Die Nutzung der Haslberger-Halle in Marienstein als Asylunterkunft ist noch nicht vom Tisch. Während dazu weitere Gespräche zwischen Landkreis und Gemeinde ausstehen, äußert sich eine Firma höchst besorgt.

Marienstein - Waakirchen ist am Zug. So hatte sich das Landratsamt zuletzt geäußert, als es um ein brisantes Vorhaben ging: die Unterbringung von bis zu 150 Geflüchteten in einer Lager- und Maschinenhalle des Unternehmers Franz Haslberger in Marienstein.
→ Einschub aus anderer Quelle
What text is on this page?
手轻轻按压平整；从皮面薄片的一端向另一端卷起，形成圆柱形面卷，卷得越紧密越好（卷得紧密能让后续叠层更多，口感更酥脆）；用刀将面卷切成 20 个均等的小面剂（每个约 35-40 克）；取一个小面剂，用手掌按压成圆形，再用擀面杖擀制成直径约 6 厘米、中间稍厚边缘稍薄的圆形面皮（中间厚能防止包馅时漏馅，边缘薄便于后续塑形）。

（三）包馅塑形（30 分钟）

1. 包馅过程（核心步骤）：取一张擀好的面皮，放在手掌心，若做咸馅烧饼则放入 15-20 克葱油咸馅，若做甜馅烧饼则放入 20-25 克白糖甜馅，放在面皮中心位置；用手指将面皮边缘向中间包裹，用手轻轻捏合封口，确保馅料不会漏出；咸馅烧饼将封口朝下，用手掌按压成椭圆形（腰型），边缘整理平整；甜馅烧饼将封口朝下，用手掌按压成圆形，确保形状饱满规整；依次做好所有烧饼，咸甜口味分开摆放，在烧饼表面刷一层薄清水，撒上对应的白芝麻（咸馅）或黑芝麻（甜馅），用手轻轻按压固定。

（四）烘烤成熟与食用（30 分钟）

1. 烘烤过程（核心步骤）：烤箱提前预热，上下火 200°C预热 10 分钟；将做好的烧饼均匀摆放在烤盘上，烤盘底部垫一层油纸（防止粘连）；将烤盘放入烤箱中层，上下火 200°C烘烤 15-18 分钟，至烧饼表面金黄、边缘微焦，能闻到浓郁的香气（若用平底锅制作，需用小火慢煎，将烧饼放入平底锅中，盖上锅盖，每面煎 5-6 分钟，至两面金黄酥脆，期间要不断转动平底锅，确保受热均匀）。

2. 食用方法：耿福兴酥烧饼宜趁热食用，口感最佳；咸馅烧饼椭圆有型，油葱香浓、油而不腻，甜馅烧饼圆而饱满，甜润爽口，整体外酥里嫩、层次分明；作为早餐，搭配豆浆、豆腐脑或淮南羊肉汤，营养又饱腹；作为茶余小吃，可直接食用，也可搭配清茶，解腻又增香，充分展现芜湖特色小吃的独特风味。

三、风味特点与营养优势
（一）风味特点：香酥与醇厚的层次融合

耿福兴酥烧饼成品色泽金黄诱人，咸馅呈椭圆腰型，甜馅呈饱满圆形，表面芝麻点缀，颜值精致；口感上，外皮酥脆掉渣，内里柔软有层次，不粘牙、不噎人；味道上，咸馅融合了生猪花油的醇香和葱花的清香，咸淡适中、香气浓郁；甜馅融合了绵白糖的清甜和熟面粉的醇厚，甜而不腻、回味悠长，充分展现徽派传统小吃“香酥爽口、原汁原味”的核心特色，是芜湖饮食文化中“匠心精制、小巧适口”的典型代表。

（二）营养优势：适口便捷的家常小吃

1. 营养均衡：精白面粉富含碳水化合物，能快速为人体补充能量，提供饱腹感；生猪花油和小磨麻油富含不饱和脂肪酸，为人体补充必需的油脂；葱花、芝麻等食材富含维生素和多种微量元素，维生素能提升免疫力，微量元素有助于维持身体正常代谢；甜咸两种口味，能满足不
Das Landratsamt hatte die Unterbringung dort ins Auge gefasst und einen entsprechenden Antrag auf Vorbescheid zur Nutzungsänderung bei der Gemeinde eingereicht. Diese reagierte mit Entsetzen und kündigte Widerstand an. Daraufhin zog das Landratsamt den Antrag zurück – vorerst. Die Gemeinde solle alternative Unterbringungsmöglichkeiten prüfen, hieß es. Sollte es keine Alternativen geben, müsse das Projekt Haslberger-Halle weiter verfolgt werden. Und es hieß auch: Es müsse weitere Gespräche geben.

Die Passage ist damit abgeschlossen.